Como sabía que un episodio más de gritos y golpes en mi cuarto impulsaría a Rheinhardt a decirme que me marchara, desbaraté las pesadillas potenciales quedándome despierto para planificar. Al cabo de una noche sin dormir, había aprendido a imitar perfectamente la caligrafía del viejo; al cabo de dos, había escrito notas a Visa, Diner’s Club y American Express. Mi tercera noche consistió en un viaje al lado sur de Kalamazoo, donde me agencié media docena de pastillas de Seconal de un gramo y medio. La cuarta noche, sucio, atontado, exhausto y aturdido por llevar 108 horas sin dormir, sería cuando atacaría.

Primero eché el Seconal en el vaso de leche con Canadian Club que Rheinhardt se tomaba antes de acostarse. Se lo bebió como cada noche y, al cabo de media hora, lo encontré dormido en el suelo de su habitación, con el pijama a medio poner. Lo dejé allí y recorrí la casa con un paño húmedo, limpiando todas las paredes y los muebles de las habitaciones en las que había estado. Después de haber destruido estas pistas básicas, bajé al sótano y me agencié el dinero de Rheinhardt, metiéndome los gruesos fajos de billetes en los bolsillos. Luego corrí los dos kilómetros cuesta arriba que llevaban a la terminal de autobuses de Kalamazoo y cogí el último autobús nocturno a Benton Heights, sin que me sobrara ni un minuto. Una hora más tarde, y con ochocientos dólares de Wildebrand menos, me hallaba sentado al volante de un Muertemóvil II que ahora circulaba suave como la seda, dirigiéndome de nuevo a la casita de mazapán.

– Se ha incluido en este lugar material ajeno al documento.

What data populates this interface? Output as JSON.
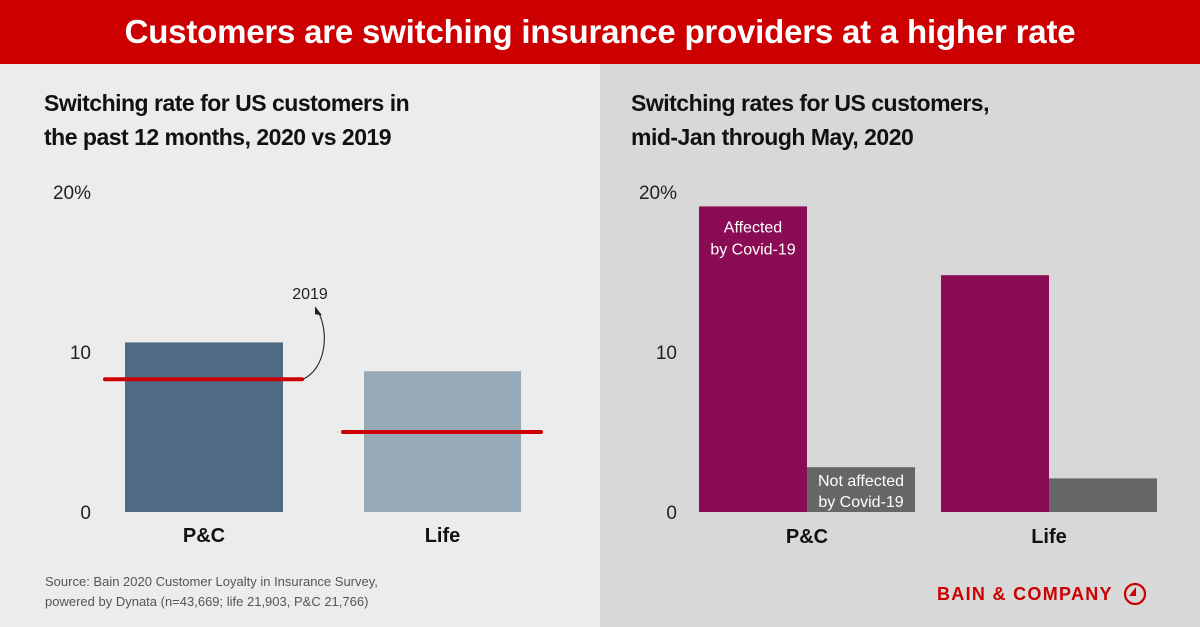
{
  "header": {
    "title": "Customers are switching insurance providers at a higher rate"
  },
  "colors": {
    "brand_red": "#cc0000",
    "pc_2020": "#506b84",
    "life_2020": "#97a8b6",
    "line_2019": "#cc0000",
    "affected": "#8a0c55",
    "not_affected": "#666666"
  },
  "left_panel": {
    "title_line1": "Switching rate for US customers in",
    "title_line2": "the past 12 months, 2020 vs 2019",
    "source_line1": "Source: Bain 2020 Customer Loyalty in Insurance Survey,",
    "source_line2": "powered by Dynata (n=43,669; life 21,903, P&C 21,766)"
  },
  "right_panel": {
    "title_line1": "Switching rates for US customers,",
    "title_line2": "mid-Jan through May, 2020",
    "logo_text": "BAIN & COMPANY"
  },
  "chart_data": [
    {
      "type": "bar",
      "title": "Switching rate for US customers in the past 12 months, 2020 vs 2019",
      "categories": [
        "P&C",
        "Life"
      ],
      "series": [
        {
          "name": "2020",
          "values": [
            10.6,
            8.8
          ]
        },
        {
          "name": "2019",
          "values": [
            8.3,
            5.0
          ],
          "style": "reference-line"
        }
      ],
      "annotations": [
        {
          "text": "2019",
          "target": "P&C 2019 line"
        }
      ],
      "yticks": [
        "0",
        "10",
        "20%"
      ],
      "ytick_values": [
        0,
        10,
        20
      ],
      "ylim": [
        0,
        20
      ],
      "xlabel": "",
      "ylabel": "",
      "grid": false
    },
    {
      "type": "bar",
      "title": "Switching rates for US customers, mid-Jan through May, 2020",
      "categories": [
        "P&C",
        "Life"
      ],
      "series": [
        {
          "name": "Affected by Covid-19",
          "label_line1": "Affected",
          "label_line2": "by Covid-19",
          "values": [
            19.1,
            14.8
          ]
        },
        {
          "name": "Not affected by Covid-19",
          "label_line1": "Not affected",
          "label_line2": "by Covid-19",
          "values": [
            2.8,
            2.1
          ]
        }
      ],
      "yticks": [
        "0",
        "10",
        "20%"
      ],
      "ytick_values": [
        0,
        10,
        20
      ],
      "ylim": [
        0,
        20
      ],
      "xlabel": "",
      "ylabel": "",
      "grid": false
    }
  ]
}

Cuando volví a entrar en el edificio fue como si me frotaran las terminaciones nerviosas con papel de lija y el corazón empezó a latirme con tanta fuerza que temí que me estallara en pedazos antes de completar el asesinato. Notaba un nudo en la garganta, las manos me temblaban y el sudor me zumbaba en la piel como si yo fuera un cable cargado. Lo único que me impidió implosionar fue la necesidad de concentrarme en no tocar nada.

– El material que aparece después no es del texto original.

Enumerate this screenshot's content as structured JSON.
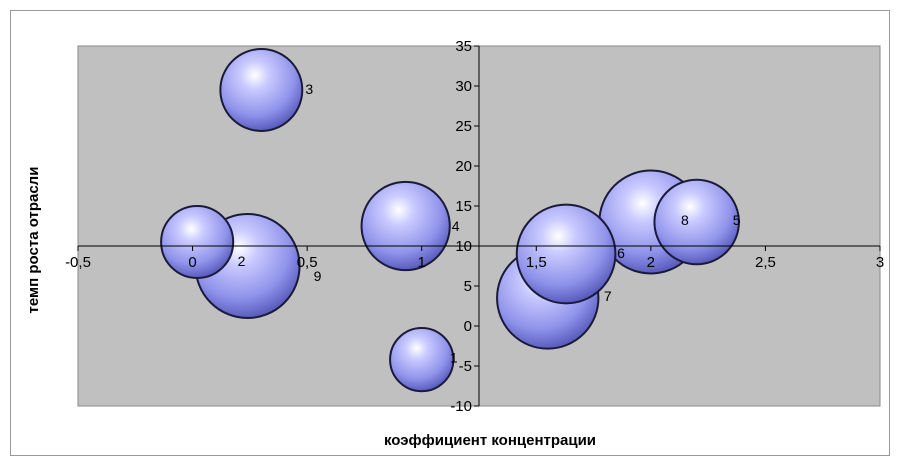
{
  "chart_data": {
    "type": "bubble",
    "title": "",
    "xlabel": "коэффициент концентрации",
    "ylabel": "темп роста отрасли",
    "xlim": [
      -0.5,
      3
    ],
    "ylim": [
      -10,
      35
    ],
    "x_ticks": [
      -0.5,
      0,
      0.5,
      1,
      1.5,
      2,
      2.5,
      3
    ],
    "x_tick_labels": [
      "-0,5",
      "0",
      "0,5",
      "1",
      "1,5",
      "2",
      "2,5",
      "3"
    ],
    "y_ticks": [
      -10,
      -5,
      0,
      5,
      10,
      15,
      20,
      25,
      30,
      35
    ],
    "y_tick_labels": [
      "-10",
      "-5",
      "0",
      "5",
      "10",
      "15",
      "20",
      "25",
      "30",
      "35"
    ],
    "x_axis_crosses_at_y": 10,
    "y_axis_crosses_at_x": 1.25,
    "grid": false,
    "legend": "none",
    "plot_background": "#c0c0c0",
    "bubble_color": "#9a9cf0",
    "points": [
      {
        "label": "3",
        "x": 0.3,
        "y": 29.5,
        "size": 0.62
      },
      {
        "label": "",
        "x": 0.02,
        "y": 10.5,
        "size": 0.48
      },
      {
        "label": "2",
        "x": 0.24,
        "y": 7.5,
        "size": 1.0
      },
      {
        "label": "9",
        "x": 0.24,
        "y": 7.5,
        "size": 0.0
      },
      {
        "label": "4",
        "x": 0.93,
        "y": 12.5,
        "size": 0.72
      },
      {
        "label": "1",
        "x": 1.0,
        "y": -4.2,
        "size": 0.37
      },
      {
        "label": "6",
        "x": 1.63,
        "y": 9.0,
        "size": 0.9
      },
      {
        "label": "7",
        "x": 1.55,
        "y": 3.5,
        "size": 0.95
      },
      {
        "label": "8",
        "x": 2.0,
        "y": 13.0,
        "size": 0.98
      },
      {
        "label": "5",
        "x": 2.2,
        "y": 13.0,
        "size": 0.66
      }
    ]
  }
}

Subí corriendo los peldaños que llevaban al dormitorio de Rheinhardt. Éste seguía en el suelo y una venita que le palpitaba en el cuello me indicó que aún estaba vivo. Fui a mi habitación, cogí las tres cartas a las compañías de las tarjetas de crédito y volví al cuarto del viejo para registrar el escritorio y el armario en busca de los talonarios de cheques.

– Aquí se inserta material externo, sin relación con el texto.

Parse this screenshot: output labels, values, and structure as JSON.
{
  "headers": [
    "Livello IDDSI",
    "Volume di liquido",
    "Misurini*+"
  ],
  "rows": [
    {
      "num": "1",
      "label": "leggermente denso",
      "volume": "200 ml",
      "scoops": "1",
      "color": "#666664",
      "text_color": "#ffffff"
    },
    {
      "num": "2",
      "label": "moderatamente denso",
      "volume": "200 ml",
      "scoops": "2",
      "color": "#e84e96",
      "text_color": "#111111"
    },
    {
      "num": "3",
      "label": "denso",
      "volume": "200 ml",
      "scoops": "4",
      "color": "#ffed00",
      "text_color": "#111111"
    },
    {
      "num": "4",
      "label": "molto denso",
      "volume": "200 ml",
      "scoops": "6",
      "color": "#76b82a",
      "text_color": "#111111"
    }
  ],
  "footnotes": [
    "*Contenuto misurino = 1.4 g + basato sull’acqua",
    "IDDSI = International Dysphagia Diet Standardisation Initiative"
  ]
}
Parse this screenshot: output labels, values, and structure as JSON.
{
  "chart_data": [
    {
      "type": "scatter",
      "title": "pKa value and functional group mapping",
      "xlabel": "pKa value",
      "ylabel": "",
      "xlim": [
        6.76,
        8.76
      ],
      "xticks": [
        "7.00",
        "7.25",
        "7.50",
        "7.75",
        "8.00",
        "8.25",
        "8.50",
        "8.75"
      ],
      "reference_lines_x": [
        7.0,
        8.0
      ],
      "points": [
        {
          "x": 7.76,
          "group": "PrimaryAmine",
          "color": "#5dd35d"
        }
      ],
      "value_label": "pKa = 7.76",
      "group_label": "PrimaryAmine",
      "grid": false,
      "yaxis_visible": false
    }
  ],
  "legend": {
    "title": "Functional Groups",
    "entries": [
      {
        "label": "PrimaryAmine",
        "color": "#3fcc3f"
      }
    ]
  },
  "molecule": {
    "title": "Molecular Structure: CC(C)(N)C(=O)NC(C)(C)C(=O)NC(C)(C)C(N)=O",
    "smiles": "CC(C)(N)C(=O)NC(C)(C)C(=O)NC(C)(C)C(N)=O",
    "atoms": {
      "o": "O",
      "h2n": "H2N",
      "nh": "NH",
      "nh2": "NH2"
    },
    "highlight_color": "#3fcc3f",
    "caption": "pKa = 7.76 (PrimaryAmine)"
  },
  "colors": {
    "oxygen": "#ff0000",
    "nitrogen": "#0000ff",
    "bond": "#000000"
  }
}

—¡Impostor! —oí, cuando iba a cogerlos, y al volverme vi que Rheinhardt me apuntaba con un rifle de dos cañones—. ¡IMPOSTOR!

Nos acercamos el uno al otro. Agarré el 38 por el cañón y lo saqué del cinto. Rheinhardt apretó los dos gatillos. Los percutores golpearon las dos cámaras vacías y él me sonrió antes de caer muerto a mis pies. Al cabo de otra hora, en un saliente rocoso que dominaba el lago Michigan, le di la ejecución formal que su dignidad merecía: dos disparos en la cabeza y una sepultura. Con su legado en la guantera, me largué cumpliendo el límite de velocidad de cincuenta kilómetros la hora y sintiéndome fresco y descansado. Pensé en Ross y murmuré:

—Mira, papá, no temas.

Y seguí buscando a alguien con documentos de identidad apropiados a quien dar muerte.